Editor, Smithfield Times

I would like to take this opportunity to thank the following, who assisted in making the 75th anniversary of Pearl Harbor Day at Ivy Hill Cemetery on Dec. 7 a success:

First, the staff of Smithfield and Isle of Wight Tourism, which is the best.

Earle Southard and Jim Phillips with the VFW Post 8545 for flag duty and Skip Sharpley for his excellent tent service.

Richard Stoud, a member of Bugles across America and Taps for Veterans for his excellent performance of Call to Colors and Taps.

Peyton Barlow and Johnny Stallings, members of the Ivy Hill Board for taking such good care of Ivy Hill Cemetery to allow for special activities such as the above mentioned.

Pat Hall, Ivy Hill Board Member and member of the DAR for providing the 48 star flags for the event.

Peter Knauth, Ivy Hill Board member for assisting in locating and marking graves of WWI and WWII veterans for flag placement.

Ron Koenig, Judy Winslow and Jennifer Vanhoorbeck for reading Westside Elementary students Veteran’s Day selections.

Smithfield Police Department for providing an officer to assist in parking and Smithfield Foods for allowing us to use their parking lot.

Most of all thanks to all the veterans who left their families to fight on foreign shores to allow us the freedoms that we have today. 

Katherine Walls Mountjoy

Group Coordinator
IW Tourism

Historic setting

Editor, Smithfield Times

It is difficult to imagine how many Christmas Eve services have been offered at Historic St. Luke’s. I attended them year after year as a child and into my college days. I would come home for the Christmas Holidays, grab my heavy coat, hat, gloves, and warm boots and hurry down to the mid-night service. It was a long walk down the dark path with my flashlight, but glorious when I arrived at that beautiful old door to find the church filled with candlelight.

Local folks from Smithfield, the county and beyond came in until there was standing room only. Tucked together tightly holding little candles, not yet lit, we kept each other warm — those were the days when we did not worry about infringing upon another’s space. In the early days when I visited, I remember the pew backs were high, and doors were on the aisle to keep out the drafts. Once the service started, cold was forgotten as I focused on a most meaningful service that called me back again and again. There is something really special about being in that historic place and soaking up the sights, sounds and smells of several hundred years of its existence.

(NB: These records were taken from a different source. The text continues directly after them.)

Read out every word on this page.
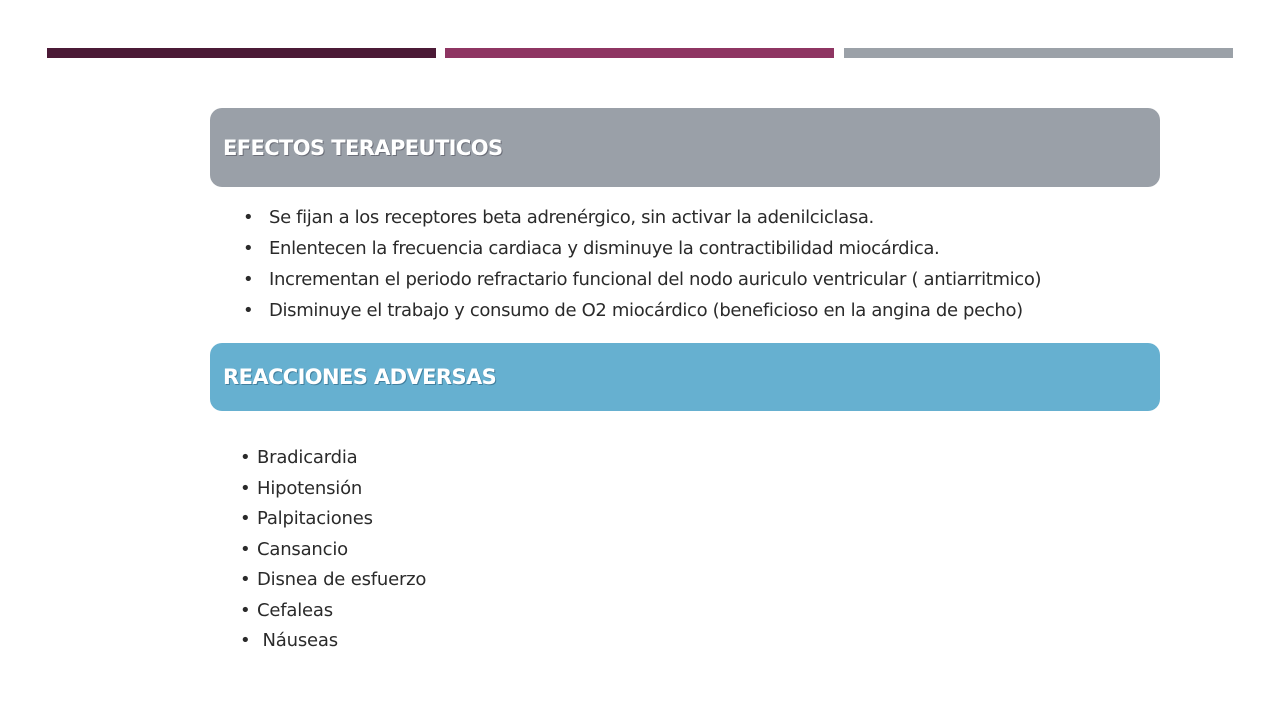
EFECTOS TERAPEUTICOS
• Se fijan a los receptores beta adrenérgico, sin activar la adenilciclasa.
• Enlentecen la frecuencia cardiaca y disminuye la contractibilidad miocárdica.
• Incrementan el periodo refractario funcional del nodo auriculo ventricular ( antiarritmico)
• Disminuye el trabajo y consumo de O2 miocárdico (beneficioso en la angina de pecho)
REACCIONES ADVERSAS
• Bradicardia
• Hipotensión
• Palpitaciones
• Cansancio
• Disnea de esfuerzo
• Cefaleas
• Náuseas
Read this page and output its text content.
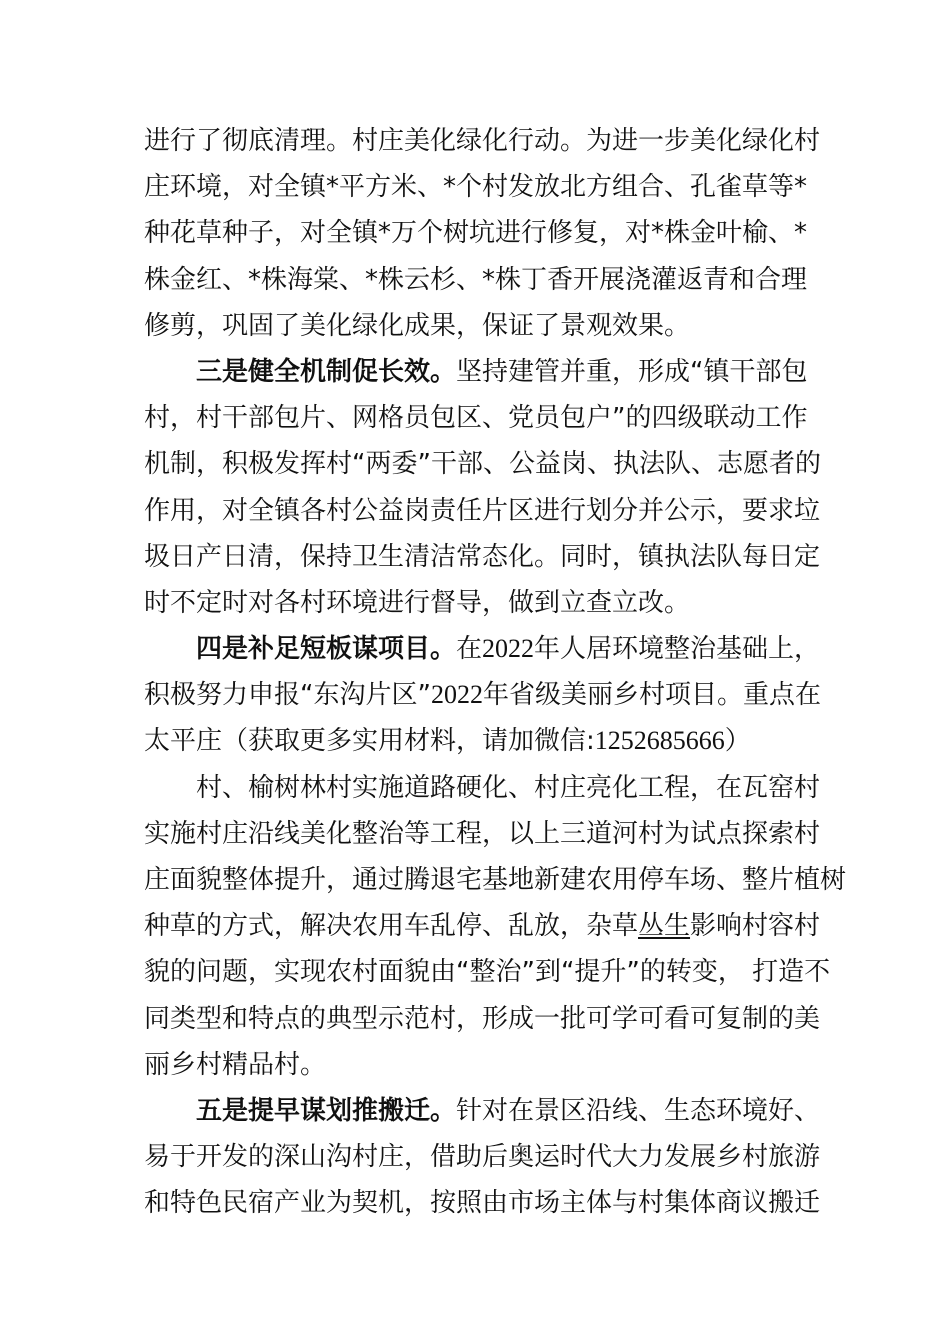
进行了彻底清理。村庄美化绿化行动。为进一步美化绿化村
庄环境，对全镇*平方米、*个村发放北方组合、孔雀草等*
种花草种子，对全镇*万个树坑进行修复，对*株金叶榆、*
株金红、*株海棠、*株云杉、*株丁香开展浇灌返青和合理
修剪，巩固了美化绿化成果，保证了景观效果。
三是健全机制促长效。坚持建管并重，形成“镇干部包
村，村干部包片、网格员包区、党员包户”的四级联动工作
机制，积极发挥村“两委”干部、公益岗、执法队、志愿者的
作用，对全镇各村公益岗责任片区进行划分并公示，要求垃
圾日产日清，保持卫生清洁常态化。同时，镇执法队每日定
时不定时对各村环境进行督导，做到立查立改。
四是补足短板谋项目。在2022年人居环境整治基础上，
积极努力申报“东沟片区”2022年省级美丽乡村项目。重点在
太平庄（获取更多实用材料，请加微信:1252685666）
村、榆树林村实施道路硬化、村庄亮化工程，在瓦窑村
实施村庄沿线美化整治等工程，以上三道河村为试点探索村
庄面貌整体提升，通过腾退宅基地新建农用停车场、整片植树
种草的方式，解决农用车乱停、乱放，杂草丛生影响村容村
貌的问题，实现农村面貌由“整治”到“提升”的转变， 打造不
同类型和特点的典型示范村，形成一批可学可看可复制的美
丽乡村精品村。
五是提早谋划推搬迁。针对在景区沿线、生态环境好、
易于开发的深山沟村庄，借助后奥运时代大力发展乡村旅游
和特色民宿产业为契机，按照由市场主体与村集体商议搬迁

I can’t wait for this December 24th when I will attend a service there after many, many years. The path is now lit by lovely lamps, the foyer is no longer dark, the church is now warm and electric lights illuminate the interior. Though there are no wax candles flickering, but safer battery-powered candles look amazingly real, and they DO flicker!

The service will be filled with music beginning at 10 p.m. The Rev. Connie Gilman, Rector at Christ Episcopal Church Smithfield will officiate beginning at 10:30 pm, and The Rev. Bob Gilman, now at historic Glebe Episcopal Church, will offer the sermon. This service will be a Holy Rite I Eucharist and all are invited to the table. Do come and join me in this sacred place in the woods with its almost 400 year history.

Another day, go and visit this living museum in the daylight with its many books, pictures and other artifacts. Take a trip through this lovely property with a tour guide. You will enjoy every minute as you are transported back in time.